Whenever people first saw it, they likely had the same reaction we did: the brand-new website (clevelandmagazine.com)
is a much-needed upgrade from the regional publication's stilted, stagnant former online home, a home that Gleydura estimates was built and launched in 2007.
"It's been out of date for six years," Gleydura says, of that product.
The new site, with its larger fonts, geometric, mobile-friendly design, and unique emoji-style subsection imagery, signals not only a new look for Cleveland's monthly magazine, but also, Gleydura says, a change in editorial strategy. In fact, that's what he's most excited about.
"It completely changes how we do things on the web," he tells Scene
. "We'll be extending what we do in the magazine every month on a daily and weekly basis. We used to just dump the entire issue on the web every month and we're not doing that anymore."

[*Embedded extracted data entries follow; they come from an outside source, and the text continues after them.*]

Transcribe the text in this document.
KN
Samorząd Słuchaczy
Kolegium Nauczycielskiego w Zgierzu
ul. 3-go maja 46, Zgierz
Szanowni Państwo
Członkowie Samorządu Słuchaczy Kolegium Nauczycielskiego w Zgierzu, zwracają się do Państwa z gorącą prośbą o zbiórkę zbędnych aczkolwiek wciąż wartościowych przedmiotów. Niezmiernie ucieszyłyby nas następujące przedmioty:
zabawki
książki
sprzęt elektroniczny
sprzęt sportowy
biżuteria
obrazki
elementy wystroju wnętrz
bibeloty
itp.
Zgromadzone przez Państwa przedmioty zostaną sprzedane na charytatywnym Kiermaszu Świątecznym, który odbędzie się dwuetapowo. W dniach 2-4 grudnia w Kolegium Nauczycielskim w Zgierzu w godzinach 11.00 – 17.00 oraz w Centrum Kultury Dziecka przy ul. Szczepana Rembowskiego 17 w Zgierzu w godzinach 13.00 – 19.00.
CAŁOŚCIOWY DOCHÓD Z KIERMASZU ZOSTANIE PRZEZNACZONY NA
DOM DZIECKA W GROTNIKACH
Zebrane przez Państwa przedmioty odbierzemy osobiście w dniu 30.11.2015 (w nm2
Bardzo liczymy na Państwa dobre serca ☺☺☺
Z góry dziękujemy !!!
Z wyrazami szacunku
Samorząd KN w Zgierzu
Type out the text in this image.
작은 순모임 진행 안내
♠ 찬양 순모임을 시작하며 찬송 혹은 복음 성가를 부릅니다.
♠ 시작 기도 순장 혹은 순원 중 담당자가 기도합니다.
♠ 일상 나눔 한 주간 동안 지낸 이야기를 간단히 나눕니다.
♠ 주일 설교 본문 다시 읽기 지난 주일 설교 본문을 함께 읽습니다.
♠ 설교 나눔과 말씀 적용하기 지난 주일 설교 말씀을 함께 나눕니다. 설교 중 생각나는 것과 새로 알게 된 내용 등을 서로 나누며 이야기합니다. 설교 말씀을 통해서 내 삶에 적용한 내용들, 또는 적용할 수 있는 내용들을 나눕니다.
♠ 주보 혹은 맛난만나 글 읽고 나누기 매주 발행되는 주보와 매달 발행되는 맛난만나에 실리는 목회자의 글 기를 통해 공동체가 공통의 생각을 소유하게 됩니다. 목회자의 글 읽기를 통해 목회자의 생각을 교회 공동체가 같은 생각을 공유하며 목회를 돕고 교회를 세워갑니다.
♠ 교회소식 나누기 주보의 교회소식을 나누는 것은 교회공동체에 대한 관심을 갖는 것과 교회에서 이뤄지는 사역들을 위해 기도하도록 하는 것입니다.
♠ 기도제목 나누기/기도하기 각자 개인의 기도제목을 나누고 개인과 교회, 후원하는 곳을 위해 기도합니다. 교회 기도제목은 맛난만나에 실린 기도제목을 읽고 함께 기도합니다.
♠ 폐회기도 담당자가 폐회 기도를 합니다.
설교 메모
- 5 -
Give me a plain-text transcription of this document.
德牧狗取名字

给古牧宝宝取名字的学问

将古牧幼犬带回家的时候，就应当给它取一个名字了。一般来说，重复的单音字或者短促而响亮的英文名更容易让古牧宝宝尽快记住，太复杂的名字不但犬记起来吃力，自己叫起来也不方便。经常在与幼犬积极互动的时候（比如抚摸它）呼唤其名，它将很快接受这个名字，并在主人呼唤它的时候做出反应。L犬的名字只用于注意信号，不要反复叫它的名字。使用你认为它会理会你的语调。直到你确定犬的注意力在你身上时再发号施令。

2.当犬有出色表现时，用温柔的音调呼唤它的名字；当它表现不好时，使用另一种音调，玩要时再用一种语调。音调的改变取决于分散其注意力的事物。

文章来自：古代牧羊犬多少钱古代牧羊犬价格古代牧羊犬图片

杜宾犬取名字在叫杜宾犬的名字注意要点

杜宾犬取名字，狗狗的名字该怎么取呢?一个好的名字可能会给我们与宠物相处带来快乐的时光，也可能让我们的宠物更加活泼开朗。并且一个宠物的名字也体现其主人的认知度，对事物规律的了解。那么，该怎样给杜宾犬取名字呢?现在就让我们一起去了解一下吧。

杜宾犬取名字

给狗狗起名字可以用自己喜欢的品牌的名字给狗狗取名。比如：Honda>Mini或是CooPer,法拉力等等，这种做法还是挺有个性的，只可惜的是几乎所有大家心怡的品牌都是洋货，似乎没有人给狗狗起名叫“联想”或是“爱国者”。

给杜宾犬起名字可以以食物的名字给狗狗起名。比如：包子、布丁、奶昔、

Cleveland Magazine mobile look.
Gleydura says the monthly content will still appear in an incremental way, focusing on more shareable content early in the month, but that he'll "protect" some of the premiere content to encourage readers to buy the print product.
"[The print magazine] is still the most important thing to who we are," Gleydura says. "But there's a real effort to make sure that we're out there participating in the news conversation every single day."
Gleydura laments that some of his staff's strongest work, even heavy-hitting feature stories that testify to immense expenditures of time and energy reporting, have often gotten lost, because the news cycle is so saturated and so fast.
Covering news in real-time is of course the bread and butter of media organizations in the digital age, but as a monthly magazine, Cleveland
(the flagship publication in Great Lakes Publishing's regional fleet
) has yet to find a place at the internet's rambunctious table, former Staff Writer Erick Trickey's sporadic but occasionally scoop-snatching political blog
Gleydura wants that to change. And though he says it's not a conscious effort, he's been a more public figure in the regional media of late as well. He now appears in a rotating cast of characters alongside Advance Ohio's content VP Chris Quinn on WCPN's Friday morning reporter's roundtable (a cast of characters, full disclosure, for which yours truly has served as buoyant understudy.) He's also made regular appearances on local FM radio to promote and discuss the magazine's recent issues: its annual suburbs issue, for one, and an issue devoted to millennials.
Speaking of millennials, and other people with cell phones: The new site, which was designed by an in-house team, was built with mobile users in mind. Even the old Cleveland Magazine
web product — rather the antithesis of mobile-friendliness, what Gleydura now calls the "bad site" — enjoyed nearly 50 percent of all traffic from mobile users.
Gleydura says that the site had been a long time coming. It spent about a year in "actual development," but had been in early stages of design for much longer than that.
And given that the rest of Cleveland has been sprucing itself up for the RNC, often after years of delays, it's only natural that the city's monthly magazine took the opportunity to do so as well.